Nephrocalcinosis Treatment & Management
- Author: Tibor Fulop, MD; Chief Editor: Vecihi Batuman, MD, FACP, FASN more...
Medical Care
- Treatment of hypercalcemia and hypercalcemic nephropathy
- Adequate hydration by isotonic sodium chloride solution is the single most effective measure to reverse hypercalcemia and protect the kidneys. This may be combined with furosemide to enhance calcium excretion only after clinical euvolemia or mild hypervolemia has been achieved.
- Other treatments include parathyroidectomy or calcium-sensing receptor stimulant cinacalcet (Sensipar), for correction of hyperparathyroidism; chemotherapy, for osteolytic malignancies; steroids, to decrease intestinal calcium absorption and vitamin-D activity; hydroxychloroquine (Plaquenil), for sarcoid granulomas[35] ; and calcitonin or bisphosphonates, to inhibit bone resorption.
- Calcium-channel blockers have no role in management.
- Treatment of macroscopic nephrocalcinosis
- Thiazide diuretics and dietary salt restriction will reduce renal calcium excretion in medullary nephrocalcinosis. Potassium and magnesium supplementation will increase the solubility of urinary calcium.
- Citrate supplementation (preferably as potassium citrate) can be used in idiopathic hypercalciuria and in distal RTA, because it increases urinary citrate and decreases urinary calcium excretion.[36]
- In type 1 hyperoxaluria, treatment with large doses of pyridoxine can lower oxalate production.

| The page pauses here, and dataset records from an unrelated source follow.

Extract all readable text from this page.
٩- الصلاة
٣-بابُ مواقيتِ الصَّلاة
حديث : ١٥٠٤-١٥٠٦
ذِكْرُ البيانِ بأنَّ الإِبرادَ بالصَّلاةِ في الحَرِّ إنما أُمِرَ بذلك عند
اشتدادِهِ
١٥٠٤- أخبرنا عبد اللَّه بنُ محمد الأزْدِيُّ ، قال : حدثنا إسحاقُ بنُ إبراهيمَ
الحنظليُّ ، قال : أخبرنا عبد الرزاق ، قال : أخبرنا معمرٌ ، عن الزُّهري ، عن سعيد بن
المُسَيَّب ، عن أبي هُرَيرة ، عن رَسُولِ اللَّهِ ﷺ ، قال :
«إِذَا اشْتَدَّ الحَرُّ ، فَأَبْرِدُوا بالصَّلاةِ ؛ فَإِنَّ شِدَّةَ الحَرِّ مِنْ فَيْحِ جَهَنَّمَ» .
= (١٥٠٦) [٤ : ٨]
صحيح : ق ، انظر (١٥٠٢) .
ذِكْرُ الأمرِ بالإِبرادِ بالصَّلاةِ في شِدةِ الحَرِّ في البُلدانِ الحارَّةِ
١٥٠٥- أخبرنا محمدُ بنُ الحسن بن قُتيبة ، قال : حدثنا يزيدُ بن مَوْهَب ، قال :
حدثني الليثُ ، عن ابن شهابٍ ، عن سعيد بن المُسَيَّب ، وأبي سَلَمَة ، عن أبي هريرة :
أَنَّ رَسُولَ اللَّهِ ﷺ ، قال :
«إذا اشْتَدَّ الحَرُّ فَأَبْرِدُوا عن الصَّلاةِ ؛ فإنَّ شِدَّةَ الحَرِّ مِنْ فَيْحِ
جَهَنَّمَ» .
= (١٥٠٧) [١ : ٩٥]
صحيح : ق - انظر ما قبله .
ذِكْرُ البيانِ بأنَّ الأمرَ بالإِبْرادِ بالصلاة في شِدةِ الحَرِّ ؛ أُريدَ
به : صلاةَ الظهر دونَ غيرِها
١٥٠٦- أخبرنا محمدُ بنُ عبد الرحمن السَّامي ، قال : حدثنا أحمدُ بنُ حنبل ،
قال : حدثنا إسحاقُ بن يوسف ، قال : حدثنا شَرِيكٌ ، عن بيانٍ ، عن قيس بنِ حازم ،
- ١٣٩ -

- Magnesium supplementation in magnesium-losing nephropathy may be helpful.
- Lessening of nephrocalcinosis may occur over time, especially in idiopathic absorptive hypercalciuria and enteric hyperoxaluria after gastrointestinal bypass surgery. In most other cases, however, such as when it results from primary hyperoxaluria, distal RTA, papillary necrosis, or magnesium-losing nephropathy, nephrocalcinosis is largely irreversible. Therefore, early detection and treatment are important.
Surgical Care
- With copious fluid intake by the patient and the use of pain control, stones passing the midureter and measuring less then 5-7 mm usually pass on their own. Anecdotally, peripheral vasodilators (alpha blockers and calcium-channel blocker antihypertensive agents) are helpful in assisting stone passage.[37] Surgery may be required for urinary stones causing obstruction; options include percutaneous nephrolithotomy, laser and shock wave lithotripsy, stent placement, and (rarely) open surgery.
- Parathyroidectomy to remove enlarged adenomas is very helpful in primary hyperparathyroidism and results in a low recurrence rate.
- Attempting to remove calcium nodules from within the renal parenchyma itself has no obvious benefit and causes harm.
Consultations
- Nephrology consultation - Reduced renal function and associated metabolic abnormalities; electrolyte disorders, including metabolic acidosis, hypercalcemia and hypercalciuria; and recurrent nephrolithiasis
- Endocrinology consultation: - hypercalcemia, vitamin-D and phosphate disorders, and sarcoid in association with hypercalcemia.
- Rheumatology consultation - distal RTA associated with rheumatology diseases, such us Sj ö gren's syndrome or system lupus erythematosus.
- Ear-nose-throat or endocrine surgery consultation - For surgical parathyroidectomy (the personal skill and experience of the operating surgeon are important)
Diet
Dietary interventions can be formulated, as part of consultation with an appropriate specialist, only after the underlying metabolic abnormality has been identified.